I believed that all these things could be actually proved, and I spent tons of time talking to my friends and families about them – either directly about them or indirectly when talking about other things but these views were assumed. They were very much a part of who I was, and it was what people expected of me in their own understanding of who I was.
Because of my studies at the graduate level, starting with my MDiv at Princeton Theological Seminary, I started to change my views. I did so very reluctantly; I fought hard against the new insights I was being handed in my biblical studies classes. Some of my professors (rightly) thought I was a real pain in the backside, with my conservative views that I clung to rather tenaciously. But over time, the more and more I learned, the less and less I could remain convinced that my views were actually right.
I would say the definitive turn probably started in my junior (second) year in my master’s program, as I came to realize that – despite what I wanted to think – the Bible really did have problems. I started seeing discrepancies that had simply escaped my attention for all the years before, places where one passage contradicted another, where there were almost certainly historical mistakes or geographical errors, and so on. At first, I concluded that such problems affected only the small details of the text. But over the course of a year or two, I started seeing that they affected very big things indeed.
Anyone can see these kinds of problems for themselves and doesn’t need to take anyone else’s word for it. This past week (some 37 years later for me personally) I had my undergraduate students do a detailed comparison of the three accounts of Jesus’ resurrection in Matthew, Mark, and Luke, noting all the similarities and differences and seeing if there was a way to explain the differences. The differences are all over the map: who goes to Jesus’ tomb? How many women were there and what were their names? Was the stone rolled away before they got there or after they arrived? What did they see there? What were they told there? Did they do what they were told or not? Which of the disciples saw Jesus, if any? And when? And where? And on and on.
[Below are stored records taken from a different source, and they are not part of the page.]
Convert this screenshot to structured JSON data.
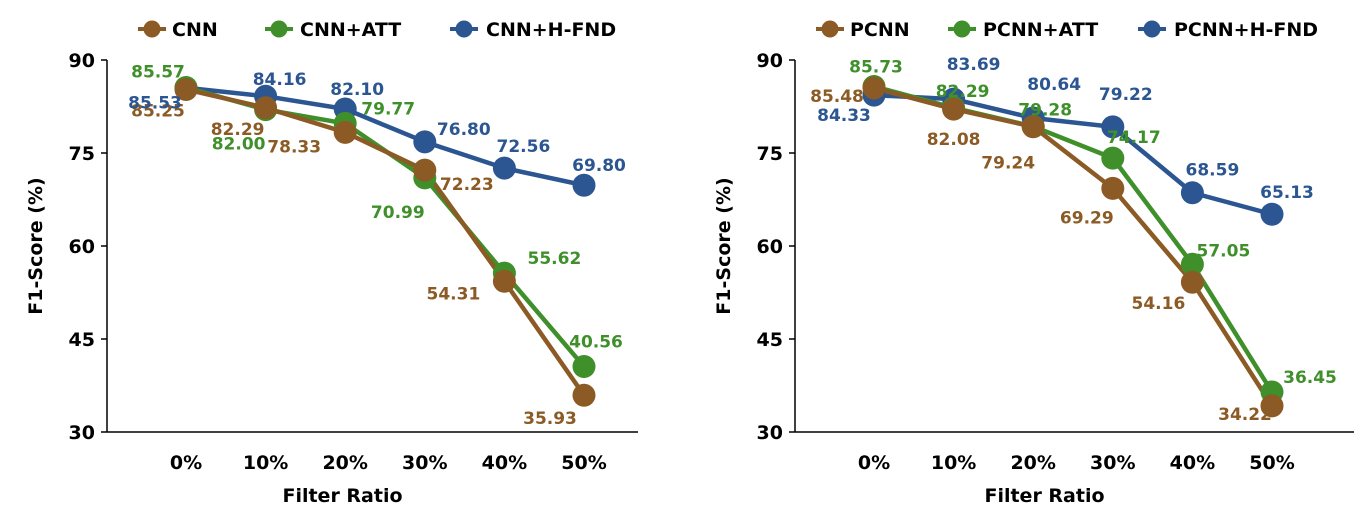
{
  "chart_data": [
    {
      "type": "line",
      "categories": [
        "0%",
        "10%",
        "20%",
        "30%",
        "40%",
        "50%"
      ],
      "xlabel": "Filter Ratio",
      "ylabel": "F1-Score (%)",
      "ylim": [
        30,
        90
      ],
      "yticks": [
        "30",
        "45",
        "60",
        "75",
        "90"
      ],
      "legend_position": "top",
      "grid": false,
      "series": [
        {
          "name": "CNN",
          "color": "#8c5a24",
          "values": [
            85.25,
            82.29,
            78.33,
            72.23,
            54.31,
            35.93
          ],
          "labels": [
            "85.25",
            "82.29",
            "78.33",
            "72.23",
            "54.31",
            "35.93"
          ]
        },
        {
          "name": "CNN+ATT",
          "color": "#3f8f2a",
          "values": [
            85.57,
            82.0,
            79.77,
            70.99,
            55.62,
            40.56
          ],
          "labels": [
            "85.57",
            "82.00",
            "79.77",
            "70.99",
            "55.62",
            "40.56"
          ]
        },
        {
          "name": "CNN+H-FND",
          "color": "#2b5691",
          "values": [
            85.53,
            84.16,
            82.1,
            76.8,
            72.56,
            69.8
          ],
          "labels": [
            "85.53",
            "84.16",
            "82.10",
            "76.80",
            "72.56",
            "69.80"
          ]
        }
      ]
    },
    {
      "type": "line",
      "categories": [
        "0%",
        "10%",
        "20%",
        "30%",
        "40%",
        "50%"
      ],
      "xlabel": "Filter Ratio",
      "ylabel": "F1-Score (%)",
      "ylim": [
        30,
        90
      ],
      "yticks": [
        "30",
        "45",
        "60",
        "75",
        "90"
      ],
      "legend_position": "top",
      "grid": false,
      "series": [
        {
          "name": "PCNN",
          "color": "#8c5a24",
          "values": [
            85.48,
            82.08,
            79.24,
            69.29,
            54.16,
            34.22
          ],
          "labels": [
            "85.48",
            "82.08",
            "79.24",
            "69.29",
            "54.16",
            "34.22"
          ]
        },
        {
          "name": "PCNN+ATT",
          "color": "#3f8f2a",
          "values": [
            85.73,
            82.29,
            79.28,
            74.17,
            57.05,
            36.45
          ],
          "labels": [
            "85.73",
            "82.29",
            "79.28",
            "74.17",
            "57.05",
            "36.45"
          ]
        },
        {
          "name": "PCNN+H-FND",
          "color": "#2b5691",
          "values": [
            84.33,
            83.69,
            80.64,
            79.22,
            68.59,
            65.13
          ],
          "labels": [
            "84.33",
            "83.69",
            "80.64",
            "79.22",
            "68.59",
            "65.13"
          ]
        }
      ]
    }
  ]
}
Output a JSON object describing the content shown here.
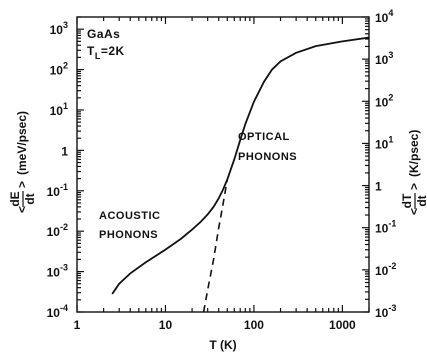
{
  "chart_data": {
    "type": "line",
    "xscale": "log",
    "yscale": "log",
    "x_ticks": [
      {
        "value": 1,
        "label": "1"
      },
      {
        "value": 10,
        "label": "10"
      },
      {
        "value": 100,
        "label": "100"
      },
      {
        "value": 1000,
        "label": "1000"
      }
    ],
    "y_left_ticks": [
      {
        "value": 0.0001,
        "base": "10",
        "exp": "-4"
      },
      {
        "value": 0.001,
        "base": "10",
        "exp": "-3"
      },
      {
        "value": 0.01,
        "base": "10",
        "exp": "-2"
      },
      {
        "value": 0.1,
        "base": "10",
        "exp": "-1"
      },
      {
        "value": 1,
        "base": "1",
        "exp": ""
      },
      {
        "value": 10,
        "base": "10",
        "exp": "1"
      },
      {
        "value": 100,
        "base": "10",
        "exp": "2"
      },
      {
        "value": 1000,
        "base": "10",
        "exp": "3"
      }
    ],
    "y_right_ticks": [
      {
        "value": 0.001,
        "base": "10",
        "exp": "-3"
      },
      {
        "value": 0.01,
        "base": "10",
        "exp": "-2"
      },
      {
        "value": 0.1,
        "base": "10",
        "exp": "-1"
      },
      {
        "value": 1,
        "base": "1",
        "exp": ""
      },
      {
        "value": 10,
        "base": "10",
        "exp": "1"
      },
      {
        "value": 100,
        "base": "10",
        "exp": "2"
      },
      {
        "value": 1000,
        "base": "10",
        "exp": "3"
      },
      {
        "value": 10000,
        "base": "10",
        "exp": "4"
      }
    ],
    "xlabel": "T (K)",
    "ylabel_left": {
      "prefix": "<",
      "num": "dE",
      "den": "dt",
      "suffix": ">",
      "units": "(meV/psec)"
    },
    "ylabel_right": {
      "prefix": "<",
      "num": "dT",
      "den": "dt",
      "suffix": ">",
      "units": "(K/psec)"
    },
    "xlim": [
      1,
      2000
    ],
    "ylim_left": [
      0.0001,
      2000
    ],
    "ylim_right": [
      0.001,
      10000
    ],
    "material": "GaAs",
    "lattice_temp": {
      "symbol": "T",
      "sub": "L",
      "value": "=2K"
    },
    "annotations": [
      {
        "line1": "OPTICAL",
        "line2": "PHONONS"
      },
      {
        "line1": "ACOUSTIC",
        "line2": "PHONONS"
      }
    ],
    "series": [
      {
        "style": "solid",
        "points": [
          [
            2.5,
            0.00028
          ],
          [
            3,
            0.0005
          ],
          [
            4,
            0.0009
          ],
          [
            6,
            0.0017
          ],
          [
            10,
            0.0035
          ],
          [
            15,
            0.0065
          ],
          [
            20,
            0.011
          ],
          [
            25,
            0.017
          ],
          [
            30,
            0.026
          ],
          [
            35,
            0.04
          ],
          [
            40,
            0.065
          ],
          [
            45,
            0.11
          ],
          [
            50,
            0.19
          ],
          [
            60,
            0.6
          ],
          [
            70,
            1.8
          ],
          [
            80,
            4.5
          ],
          [
            100,
            16
          ],
          [
            130,
            50
          ],
          [
            160,
            100
          ],
          [
            200,
            160
          ],
          [
            300,
            260
          ],
          [
            500,
            380
          ],
          [
            1000,
            500
          ],
          [
            2000,
            620
          ]
        ]
      },
      {
        "style": "dashed",
        "points": [
          [
            27,
            0.0001
          ],
          [
            30,
            0.00035
          ],
          [
            35,
            0.002
          ],
          [
            40,
            0.012
          ],
          [
            45,
            0.05
          ],
          [
            50,
            0.19
          ]
        ]
      }
    ]
  }
}
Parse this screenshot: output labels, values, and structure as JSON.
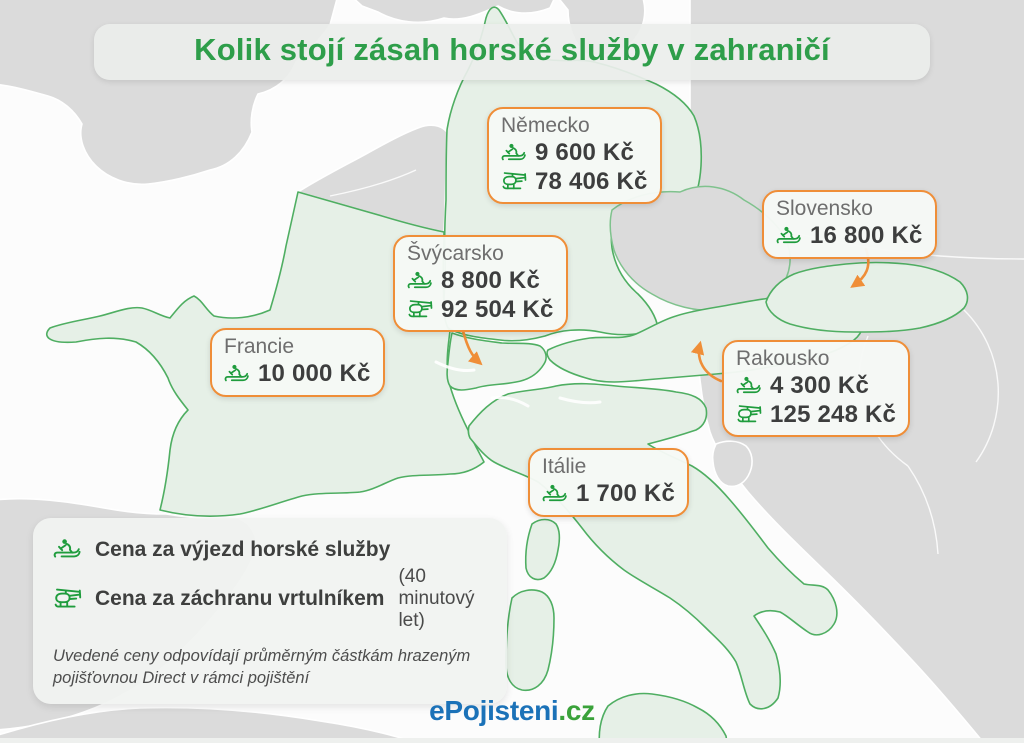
{
  "header": {
    "title": "Kolik stojí zásah horské služby v zahraničí"
  },
  "cards": [
    {
      "country": "Německo",
      "rescue_price": "9 600 Kč",
      "helicopter_price": "78 406 Kč"
    },
    {
      "country": "Slovensko",
      "rescue_price": "16 800 Kč"
    },
    {
      "country": "Švýcarsko",
      "rescue_price": "8 800 Kč",
      "helicopter_price": "92 504 Kč"
    },
    {
      "country": "Francie",
      "rescue_price": "10 000 Kč"
    },
    {
      "country": "Rakousko",
      "rescue_price": "4 300 Kč",
      "helicopter_price": "125 248 Kč"
    },
    {
      "country": "Itálie",
      "rescue_price": "1 700 Kč"
    }
  ],
  "legend": {
    "rescue_label": "Cena za výjezd horské služby",
    "helicopter_label": "Cena za záchranu vrtulníkem",
    "helicopter_suffix": "(40 minutový let)",
    "disclaimer": "Uvedené ceny odpovídají průměrným částkám hrazeným pojišťovnou Direct v rámci pojištění"
  },
  "footer": {
    "logo_primary": "ePojisteni",
    "logo_suffix": ".cz"
  },
  "icons": {
    "rescue": "snowmobile-icon",
    "helicopter": "helicopter-icon"
  },
  "colors": {
    "title_green": "#2e9e4a",
    "card_border_orange": "#ef8e38",
    "arrow_orange": "#ef8e38",
    "map_highlight_fill": "#e6f0e7",
    "map_highlight_stroke": "#4fae62",
    "map_neutral_fill": "#dbdbdb",
    "icon_green": "#1f9c3d",
    "value_text": "#3d3e3e",
    "country_label_text": "#6e6e6e",
    "logo_blue": "#1b72b8",
    "logo_green": "#3aa23a"
  }
}
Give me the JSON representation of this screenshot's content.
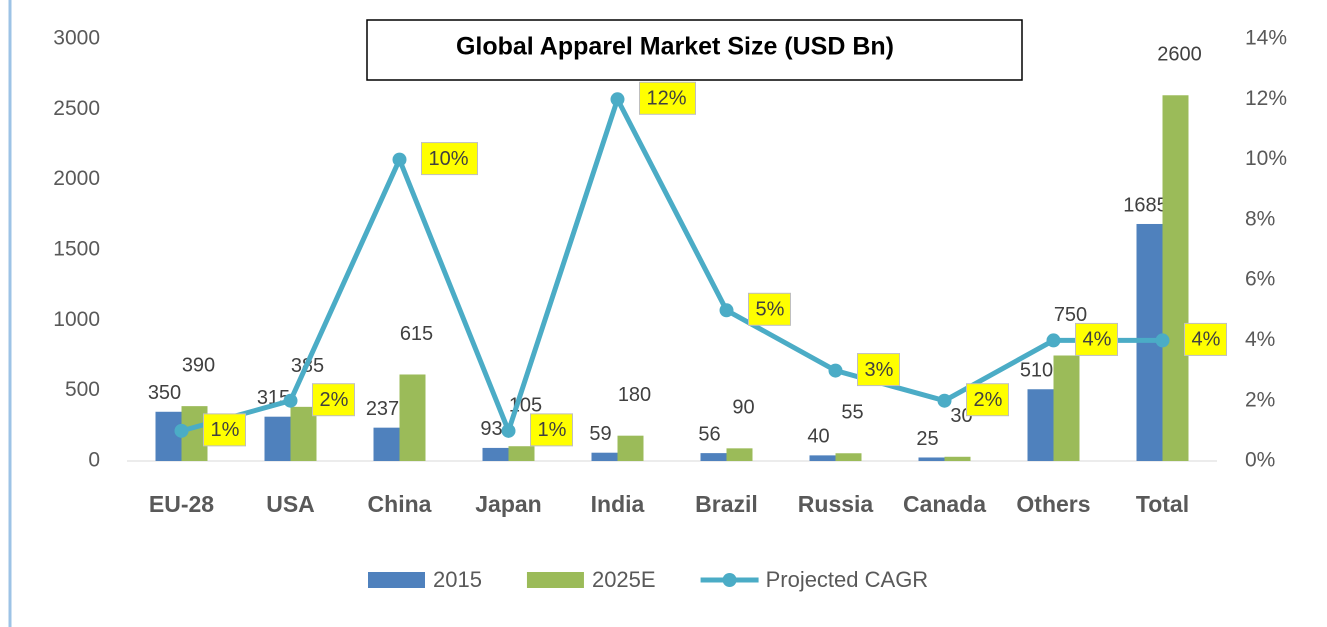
{
  "chart_data": {
    "type": "bar-line",
    "title": "Global Apparel Market Size (USD Bn)",
    "categories": [
      "EU-28",
      "USA",
      "China",
      "Japan",
      "India",
      "Brazil",
      "Russia",
      "Canada",
      "Others",
      "Total"
    ],
    "series": [
      {
        "name": "2015",
        "type": "bar",
        "color": "#4f81bd",
        "values": [
          350,
          315,
          237,
          93,
          59,
          56,
          40,
          25,
          510,
          1685
        ]
      },
      {
        "name": "2025E",
        "type": "bar",
        "color": "#9bbb59",
        "values": [
          390,
          385,
          615,
          105,
          180,
          90,
          55,
          30,
          750,
          2600
        ]
      },
      {
        "name": "Projected CAGR",
        "type": "line",
        "axis": "y2",
        "color": "#4bacc6",
        "values": [
          1,
          2,
          10,
          1,
          12,
          5,
          3,
          2,
          4,
          4
        ],
        "value_labels": [
          "1%",
          "2%",
          "10%",
          "1%",
          "12%",
          "5%",
          "3%",
          "2%",
          "4%",
          "4%"
        ]
      }
    ],
    "ylim": [
      0,
      3000
    ],
    "yticks": [
      0,
      500,
      1000,
      1500,
      2000,
      2500,
      3000
    ],
    "y2lim": [
      0,
      14
    ],
    "y2ticks": [
      {
        "value": 0,
        "label": "0%"
      },
      {
        "value": 2,
        "label": "2%"
      },
      {
        "value": 4,
        "label": "4%"
      },
      {
        "value": 6,
        "label": "6%"
      },
      {
        "value": 8,
        "label": "8%"
      },
      {
        "value": 10,
        "label": "10%"
      },
      {
        "value": 12,
        "label": "12%"
      },
      {
        "value": 14,
        "label": "14%"
      }
    ],
    "legend": "bottom"
  }
}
These might seem, on the surface, just be detailed issues that don’t matter. But there are some real, and serious, contradictions. I would challenge anyone to explain to me how Luke can be right that the disciples saw Jesus in Jerusalem on the day of his resurrection and were told not to leave Jerusalem and never did leave Jerusalem until long after Jesus ascended to heaven forty days later if Matthew is right that the disciples were told to leave Jerusalem to meet Jesus (some hundred miles north) in Galilee and they did leave Jerusalem right away and did see Jesus only in Galilee. Did they stay in town the whole time or not? I don’t see how it can be both.
When I started (back 37 years ago now) seeing these kinds of problems, I wanted to talk about them, just as earlier I had wanted to talk about how the Bible had no mistakes of any kind. But the people I had to talk *to* were my friends and family, most of whom agree with my *older* views (in many instances because I had convinced them!). But now I was contradicting those views. Rather forcefully and (I’m sorry to say) with a bit of triumphant pride (NOW, I had found the truth!)
This created a rift in a number of my relationships. Especially with church people that I used to associate with and with some family members, who couldn’t understand why I was “leaving the faith.” I eventually realized that I simply couldn’t keep going to the same church anymore. I wasn’t comfortable; the people there – whom I very much liked – weren’t comfortable. And so I had to go. I didn’t actually leave off from church: I simply went to a more liberal one. But the older friendships disappeared. As did my friendships from college.
With family, it was harder. You can’t quit your family and just join a new one. There were some truly awful conversations and disagreements – that lasted for years. Eventually, we got to a point where we simply didn’t talk about religion anymore. That seems to make everyone happy, and we just get on with our own lives.
My view now is that there is no reason to try to convince a loved one of your personal religious views. What’s the point? There are so many other things to be interested in, to care about, to be passionate about, to share in common, to experience together – without talking about whether it is creation or the Big Bang; Adam and Eve or evolution; the inerrancy or errancy of the Bible; the physical resurrection of Jesus or later legend; and so on.
So with my (original nuclear) family, we simply don’t go there. It is more important to build up loving relations than it is to brow-beat someone into agreeing with you about religion so that you will see eye to eye even on matters that are really important to you. I have a new set of friends, who are just as great as the old ones, and with whom I have masses in common. And so life is really good, and I’m very glad indeed that I made the transition. But it was tough-sledding at the time.